Five tips for CIOs looking to prevent Wikileaks-style disclosures

Following a week of escalating events surrounding Wikileaks, Network Access Control vendor ForeScout gives CIOs some advice

Since it launched in December 2006, whistle-blowing web site Wikileaks has been revealing politically sensitive information to the world, leading to an international government backlash with several commercial supporters withdrawing support for the site.

The story has seen IT decision makers reflect on both the potential ramifications of the release of private company information (see our poll question); and what they can do to prevent such an occurrence.

Here are five tips from Gord Boyce, CEO of Network Access Control vendor ForeScout:

1. Get an information security policy

This is basic stuff, and something every organisation should do. An information security policy will see CIOs maximising their ability to limit the distribution of sensitive information outside the scope of who should have access to it.

2. Segment your information resources

To ensure that important information is given a higher level of priority, make sure you have defined enclaves of resources by level of sensitivity.

3. Enforce policy at the application layer

Make sure that you audit your information systems – such as your emails and servers. This should be done to ensure that logins, distribution lists and public folders comply with your information security policy.

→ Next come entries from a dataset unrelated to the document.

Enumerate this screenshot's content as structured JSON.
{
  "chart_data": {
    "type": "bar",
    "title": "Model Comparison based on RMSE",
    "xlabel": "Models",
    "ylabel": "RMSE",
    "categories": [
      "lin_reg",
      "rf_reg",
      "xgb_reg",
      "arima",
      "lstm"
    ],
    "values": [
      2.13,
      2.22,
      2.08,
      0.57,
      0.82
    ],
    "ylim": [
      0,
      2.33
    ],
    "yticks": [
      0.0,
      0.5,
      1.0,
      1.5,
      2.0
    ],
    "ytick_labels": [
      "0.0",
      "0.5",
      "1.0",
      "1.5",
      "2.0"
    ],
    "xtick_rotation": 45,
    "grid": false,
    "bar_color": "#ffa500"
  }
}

4. Enforce policy at the network layer

Sophisticated, role-based network access control can be used to provide an additional layer of security on top of the more basic application security that you have in place. Network control can enforce security both between enclaves and within them.

5. Enforce policy at the desktop

Where you can, even though it may be difficult at times, prevent the use of removable media, such as USB drives and CDs. A US Army private is alleged to have recently been the source of some data leaks, by using a simple USB memory stick to remove the sensitive data from the US Army network. Limiting their use can help prevent this.